HARDY 254 DIESEL TRACTOR CAB


----------



## Durwood (Sep 16, 2003)

Maybe i read it wrong Chief , but i think that is the price of the cab only that fits that particular tractor.


----------



## greg_g (Jan 12, 2004)

*close.....no cigar*

I wouldn't pay it, but I think that $2499 is just for the cab option Chief. Take a look at http://www.chinadiesel.com/trac/Tractor Implements.htm. Looks like an entry level tractor is the 254T; no power steering, no live PTO, no diff lock, and turf tires is $5995


----------



## jodyand (Sep 16, 2003)

I think your right it says (Perfect for snow blowing, no heat required, heat from tractor adequately warms Tractor CAB.)

Thats sounds like its just the cab. 
Jody


----------



## Greg (Sep 16, 2003)

This makes it easier to see it's just the cab.

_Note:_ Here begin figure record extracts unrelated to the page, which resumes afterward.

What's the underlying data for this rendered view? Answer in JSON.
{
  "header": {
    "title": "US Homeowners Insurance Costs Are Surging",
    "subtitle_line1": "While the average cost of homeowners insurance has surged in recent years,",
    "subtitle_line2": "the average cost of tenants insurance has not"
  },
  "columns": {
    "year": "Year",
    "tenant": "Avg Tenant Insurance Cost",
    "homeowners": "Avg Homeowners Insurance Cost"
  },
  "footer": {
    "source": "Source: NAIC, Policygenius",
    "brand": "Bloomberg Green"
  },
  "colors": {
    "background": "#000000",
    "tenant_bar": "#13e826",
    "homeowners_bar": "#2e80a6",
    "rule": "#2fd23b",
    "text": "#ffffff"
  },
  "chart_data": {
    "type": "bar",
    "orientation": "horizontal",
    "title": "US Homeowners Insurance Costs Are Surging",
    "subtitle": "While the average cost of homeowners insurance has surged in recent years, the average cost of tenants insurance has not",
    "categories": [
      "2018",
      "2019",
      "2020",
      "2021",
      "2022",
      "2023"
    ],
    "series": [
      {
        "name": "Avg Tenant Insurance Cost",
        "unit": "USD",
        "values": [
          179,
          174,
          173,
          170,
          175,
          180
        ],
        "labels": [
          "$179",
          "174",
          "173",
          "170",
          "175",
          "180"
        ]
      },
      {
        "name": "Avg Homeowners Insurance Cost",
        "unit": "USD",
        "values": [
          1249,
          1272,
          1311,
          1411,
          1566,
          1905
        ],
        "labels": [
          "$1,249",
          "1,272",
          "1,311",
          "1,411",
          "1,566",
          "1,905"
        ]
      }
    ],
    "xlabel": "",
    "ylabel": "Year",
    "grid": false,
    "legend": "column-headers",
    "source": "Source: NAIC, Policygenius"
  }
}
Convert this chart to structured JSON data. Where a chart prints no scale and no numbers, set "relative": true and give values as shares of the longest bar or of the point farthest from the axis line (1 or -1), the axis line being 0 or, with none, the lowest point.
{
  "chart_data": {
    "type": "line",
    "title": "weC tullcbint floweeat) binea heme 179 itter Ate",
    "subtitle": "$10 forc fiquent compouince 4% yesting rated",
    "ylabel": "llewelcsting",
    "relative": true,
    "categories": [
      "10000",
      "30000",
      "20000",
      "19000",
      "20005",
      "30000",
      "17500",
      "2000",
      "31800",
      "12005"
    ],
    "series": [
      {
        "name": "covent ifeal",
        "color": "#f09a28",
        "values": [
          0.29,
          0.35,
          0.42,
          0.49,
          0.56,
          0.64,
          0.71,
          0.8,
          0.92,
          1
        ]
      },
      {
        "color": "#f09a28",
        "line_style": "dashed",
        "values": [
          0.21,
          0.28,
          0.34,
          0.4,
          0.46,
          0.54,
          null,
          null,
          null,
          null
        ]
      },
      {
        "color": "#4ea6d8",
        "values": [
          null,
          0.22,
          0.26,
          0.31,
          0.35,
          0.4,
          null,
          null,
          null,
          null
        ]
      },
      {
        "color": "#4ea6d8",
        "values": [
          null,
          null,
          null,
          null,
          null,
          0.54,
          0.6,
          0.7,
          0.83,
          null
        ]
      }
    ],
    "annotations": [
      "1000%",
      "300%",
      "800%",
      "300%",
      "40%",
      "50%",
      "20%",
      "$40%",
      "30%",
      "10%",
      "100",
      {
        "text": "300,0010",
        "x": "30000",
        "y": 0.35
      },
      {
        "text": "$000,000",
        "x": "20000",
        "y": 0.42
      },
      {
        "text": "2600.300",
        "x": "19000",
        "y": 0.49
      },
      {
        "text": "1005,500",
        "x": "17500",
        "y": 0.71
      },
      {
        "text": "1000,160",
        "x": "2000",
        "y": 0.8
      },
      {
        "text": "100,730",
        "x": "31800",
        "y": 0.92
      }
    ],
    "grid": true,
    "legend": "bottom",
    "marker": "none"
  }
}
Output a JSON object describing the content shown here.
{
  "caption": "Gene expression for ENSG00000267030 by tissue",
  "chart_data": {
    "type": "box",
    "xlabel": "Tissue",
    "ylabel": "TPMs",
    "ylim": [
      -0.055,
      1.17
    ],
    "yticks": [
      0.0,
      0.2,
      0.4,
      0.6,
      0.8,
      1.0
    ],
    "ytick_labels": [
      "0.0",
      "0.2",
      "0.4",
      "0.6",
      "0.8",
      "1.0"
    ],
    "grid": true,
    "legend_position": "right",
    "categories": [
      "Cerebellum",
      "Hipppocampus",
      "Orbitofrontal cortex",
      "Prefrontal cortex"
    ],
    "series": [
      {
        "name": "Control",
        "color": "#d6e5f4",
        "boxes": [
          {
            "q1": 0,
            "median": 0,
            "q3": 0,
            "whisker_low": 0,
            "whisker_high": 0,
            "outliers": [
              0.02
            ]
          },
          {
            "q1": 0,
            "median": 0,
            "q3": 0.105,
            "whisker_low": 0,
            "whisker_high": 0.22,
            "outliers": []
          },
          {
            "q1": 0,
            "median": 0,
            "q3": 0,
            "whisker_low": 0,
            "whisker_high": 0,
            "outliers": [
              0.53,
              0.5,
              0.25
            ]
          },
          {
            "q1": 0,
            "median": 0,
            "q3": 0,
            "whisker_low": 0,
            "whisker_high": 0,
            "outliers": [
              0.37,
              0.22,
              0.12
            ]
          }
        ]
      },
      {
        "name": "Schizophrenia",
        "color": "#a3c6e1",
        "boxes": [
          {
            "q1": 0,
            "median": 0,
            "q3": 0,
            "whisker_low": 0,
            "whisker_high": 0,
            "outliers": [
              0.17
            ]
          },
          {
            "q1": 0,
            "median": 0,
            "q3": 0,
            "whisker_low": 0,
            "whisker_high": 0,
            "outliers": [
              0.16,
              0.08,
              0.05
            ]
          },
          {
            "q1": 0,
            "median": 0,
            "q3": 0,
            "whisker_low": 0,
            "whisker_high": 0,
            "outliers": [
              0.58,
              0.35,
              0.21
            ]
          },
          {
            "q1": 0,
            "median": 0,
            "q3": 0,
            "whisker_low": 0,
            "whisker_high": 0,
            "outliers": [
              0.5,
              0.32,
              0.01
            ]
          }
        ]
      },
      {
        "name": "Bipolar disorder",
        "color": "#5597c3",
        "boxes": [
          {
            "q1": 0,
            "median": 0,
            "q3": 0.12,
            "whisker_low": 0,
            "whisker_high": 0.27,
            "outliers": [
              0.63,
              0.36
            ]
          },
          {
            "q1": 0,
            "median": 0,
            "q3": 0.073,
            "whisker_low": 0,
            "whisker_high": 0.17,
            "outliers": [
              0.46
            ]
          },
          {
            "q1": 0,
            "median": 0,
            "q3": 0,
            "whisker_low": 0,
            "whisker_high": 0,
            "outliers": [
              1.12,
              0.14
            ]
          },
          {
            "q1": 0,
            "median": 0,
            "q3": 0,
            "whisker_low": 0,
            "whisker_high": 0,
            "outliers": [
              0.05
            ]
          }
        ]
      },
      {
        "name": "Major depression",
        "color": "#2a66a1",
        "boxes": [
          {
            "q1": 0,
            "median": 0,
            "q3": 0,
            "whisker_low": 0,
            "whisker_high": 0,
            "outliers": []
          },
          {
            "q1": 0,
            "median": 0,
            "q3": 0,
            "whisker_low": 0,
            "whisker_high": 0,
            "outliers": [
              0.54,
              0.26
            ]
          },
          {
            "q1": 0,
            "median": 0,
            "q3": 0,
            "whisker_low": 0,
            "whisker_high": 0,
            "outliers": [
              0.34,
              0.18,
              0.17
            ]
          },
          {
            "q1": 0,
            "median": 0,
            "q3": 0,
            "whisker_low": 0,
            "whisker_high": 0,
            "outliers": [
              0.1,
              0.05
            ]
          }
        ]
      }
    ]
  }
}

http://www.chinadiesel.com/trac/Tractor.htm


----------



## Live Oak (Dec 22, 2003)

Yep! You guys are right. Pardon me while I wash the egg off my face. ig: :duh: :bull: :monkey: :yin: I got all excited about it and ate my shorts on the "Evelen Woodhead Speed Reeding & Comprihention " part of the ad. Guess this puts me in the running for the FUOTM award!  :clown: :crazy: :nerd: :hide: Good eye guys!


----------



## Argee (Sep 17, 2003)

> _Originally posted by Chief _
> * Guess this puts me in the running for the FUOTM award!  :clown: :crazy: :nerd: :hide: Good eye guys! *


I've won that award a lot. Welcome to the elite club. :lmao:


----------



## Chris (Sep 15, 2003)

Ate your shorts? Can you get that on video for us here, Chiefy? 
artyline


----------



## guest (Sep 16, 2003)

well, it is a spiffy looking cab...


----------